PlantCV v2.0: Image analysis software for high-throughput plant phenotyping
- Published
- Accepted
- Subject Areas
- Agricultural Science, Bioinformatics, Computational Biology, Plant Science, Data Mining and Machine Learning
- Keywords
- plant phenotyping, image analysis, computer vision, machine learning, morphometrics
- Copyright
- © 2017 Gehan et al.
- Licence
- This is an open access article distributed under the terms of the Creative Commons Attribution License, which permits unrestricted use, distribution, reproduction and adaptation in any medium and for any purpose provided that it is properly attributed.

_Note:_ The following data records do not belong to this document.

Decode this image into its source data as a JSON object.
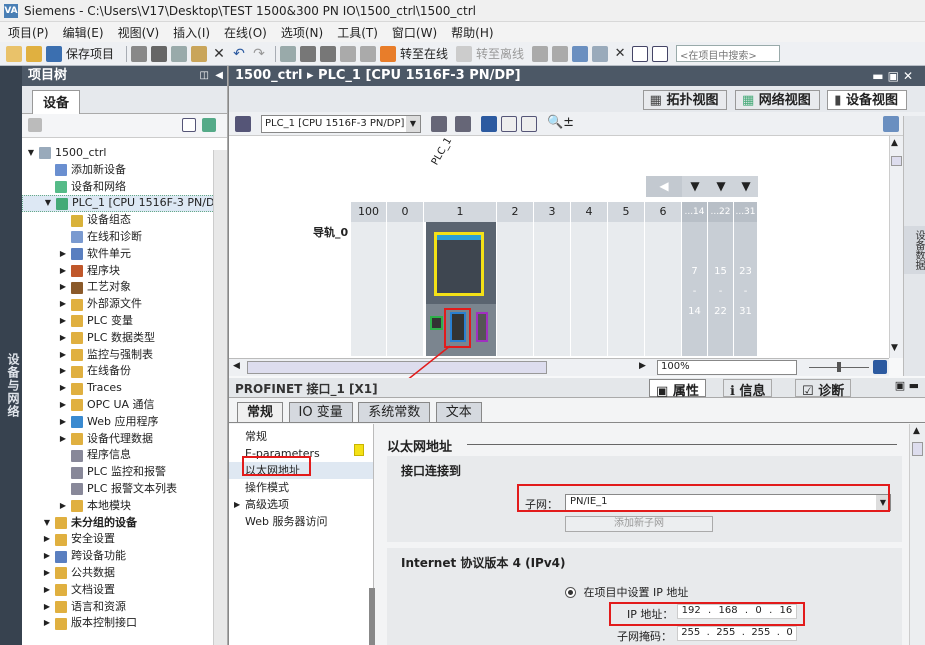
{
  "window": {
    "title": "Siemens  -  C:\\Users\\V17\\Desktop\\TEST 1500&300 PN IO\\1500_ctrl\\1500_ctrl",
    "logo": "VA"
  },
  "menu": [
    "项目(P)",
    "编辑(E)",
    "视图(V)",
    "插入(I)",
    "在线(O)",
    "选项(N)",
    "工具(T)",
    "窗口(W)",
    "帮助(H)"
  ],
  "toolbar": {
    "save_label": "保存项目",
    "go_online": "转至在线",
    "go_offline": "转至离线",
    "search_placeholder": "<在项目中搜索>"
  },
  "left_vtab": "设备与网络",
  "project_tree": {
    "title": "项目树",
    "devices_tab": "设备",
    "items": [
      {
        "label": "1500_ctrl",
        "indent": 0,
        "tri": "▼",
        "icon": "#9ab"
      },
      {
        "label": "添加新设备",
        "indent": 1,
        "tri": "",
        "icon": "#6a8fd0"
      },
      {
        "label": "设备和网络",
        "indent": 1,
        "tri": "",
        "icon": "#5b8"
      },
      {
        "label": "PLC_1 [CPU 1516F-3 PN/DP]",
        "indent": 1,
        "tri": "▼",
        "icon": "#4a7"
      },
      {
        "label": "设备组态",
        "indent": 2,
        "tri": "",
        "icon": "#d9b23a"
      },
      {
        "label": "在线和诊断",
        "indent": 2,
        "tri": "",
        "icon": "#7a9ad0"
      },
      {
        "label": "软件单元",
        "indent": 2,
        "tri": "▶",
        "icon": "#5a7fc0"
      },
      {
        "label": "程序块",
        "indent": 2,
        "tri": "▶",
        "icon": "#c0572a"
      },
      {
        "label": "工艺对象",
        "indent": 2,
        "tri": "▶",
        "icon": "#8b5a2a"
      },
      {
        "label": "外部源文件",
        "indent": 2,
        "tri": "▶",
        "icon": "#e0b040"
      },
      {
        "label": "PLC 变量",
        "indent": 2,
        "tri": "▶",
        "icon": "#e0b040"
      },
      {
        "label": "PLC 数据类型",
        "indent": 2,
        "tri": "▶",
        "icon": "#e0b040"
      },
      {
        "label": "监控与强制表",
        "indent": 2,
        "tri": "▶",
        "icon": "#e0b040"
      },
      {
        "label": "在线备份",
        "indent": 2,
        "tri": "▶",
        "icon": "#e0b040"
      },
      {
        "label": "Traces",
        "indent": 2,
        "tri": "▶",
        "icon": "#e0b040"
      },
      {
        "label": "OPC UA 通信",
        "indent": 2,
        "tri": "▶",
        "icon": "#e0b040"
      },
      {
        "label": "Web 应用程序",
        "indent": 2,
        "tri": "▶",
        "icon": "#3a8ad0"
      },
      {
        "label": "设备代理数据",
        "indent": 2,
        "tri": "▶",
        "icon": "#e0b040"
      },
      {
        "label": "程序信息",
        "indent": 2,
        "tri": "",
        "icon": "#889"
      },
      {
        "label": "PLC 监控和报警",
        "indent": 2,
        "tri": "",
        "icon": "#889"
      },
      {
        "label": "PLC 报警文本列表",
        "indent": 2,
        "tri": "",
        "icon": "#889"
      },
      {
        "label": "本地模块",
        "indent": 2,
        "tri": "▶",
        "icon": "#e0b040"
      },
      {
        "label": "未分组的设备",
        "indent": 1,
        "tri": "▼",
        "icon": "#e0b040",
        "bold": true
      },
      {
        "label": "安全设置",
        "indent": 1,
        "tri": "▶",
        "icon": "#e0b040"
      },
      {
        "label": "跨设备功能",
        "indent": 1,
        "tri": "▶",
        "icon": "#5a7fc0"
      },
      {
        "label": "公共数据",
        "indent": 1,
        "tri": "▶",
        "icon": "#e0b040"
      },
      {
        "label": "文档设置",
        "indent": 1,
        "tri": "▶",
        "icon": "#e0b040"
      },
      {
        "label": "语言和资源",
        "indent": 1,
        "tri": "▶",
        "icon": "#e0b040"
      },
      {
        "label": "版本控制接口",
        "indent": 1,
        "tri": "▶",
        "icon": "#e0b040"
      }
    ]
  },
  "editor": {
    "breadcrumb": "1500_ctrl ▸ PLC_1 [CPU 1516F-3 PN/DP]",
    "views": {
      "topology": "拓扑视图",
      "network": "网络视图",
      "device": "设备视图"
    },
    "device_select": "PLC_1 [CPU 1516F-3 PN/DP]",
    "device_label": "PLC_1",
    "rail_label": "导轨_0",
    "slots": [
      "100",
      "0",
      "1",
      "2",
      "3",
      "4",
      "5",
      "6",
      "...14",
      "...22",
      "...31"
    ],
    "slot_nums_a": [
      "7",
      "-",
      "14"
    ],
    "slot_nums_b": [
      "15",
      "-",
      "22"
    ],
    "slot_nums_c": [
      "23",
      "-",
      "31"
    ],
    "zoom": "100%",
    "right_vtab": "设备数据"
  },
  "inspector": {
    "title": "PROFINET 接口_1 [X1]",
    "props": "属性",
    "info": "信息",
    "diag": "诊断",
    "tabs": [
      "常规",
      "IO 变量",
      "系统常数",
      "文本"
    ],
    "nav": [
      "常规",
      "E-parameters",
      "以太网地址",
      "操作模式",
      "高级选项",
      "Web 服务器访问"
    ],
    "section_title": "以太网地址",
    "sub_conn": "接口连接到",
    "subnet_label": "子网：",
    "subnet_value": "PN/IE_1",
    "add_subnet": "添加新子网",
    "ipv4_title": "Internet 协议版本 4 (IPv4)",
    "ip_option": "在项目中设置 IP 地址",
    "ip_label": "IP 地址：",
    "ip": [
      "192",
      "168",
      "0",
      "16"
    ],
    "mask_label": "子网掩码：",
    "mask": [
      "255",
      "255",
      "255",
      "0"
    ]
  }
}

For attribution, the original author(s), title, publication source (PeerJ Preprints) and either DOI or URL of the article must be cited.
- Cite this article
- 2017. PlantCV v2.0: Image analysis software for high-throughput plant phenotyping. PeerJ Preprints 5:e3225v1 https://doi.org/10.7287/peerj.preprints.3225v1
Abstract
Systems for collecting image data in conjunction with computer vision techniques are a powerful tool for increasing the temporal resolution at which plant phenotypes can be measured non-destructively. Computational tools that are flexible and extendable are needed to address the diversity of plant phenotyping problems. We previously described the Plant Computer Vision (PlantCV) software package, which is an image processing toolkit for plant phenotyping analysis. The goal of the PlantCV project is to develop a set of modular, reusable, and repurposable tools for plant image analysis that are open-source and community-developed. Here we present the details and rationale for major developments in the second major release of PlantCV. In addition to overall improvements in the organization of the PlantCV project, new functionality includes a set of new image processing and normalization tools, support for analyzing images that include multiple plants, leaf segmentation, landmark identification tools for morphometrics, and modules for machine learning.
Author Comment
This is a preprint submission to PeerJ Preprints. We intend to submit this preprint to PeerJ for peer review.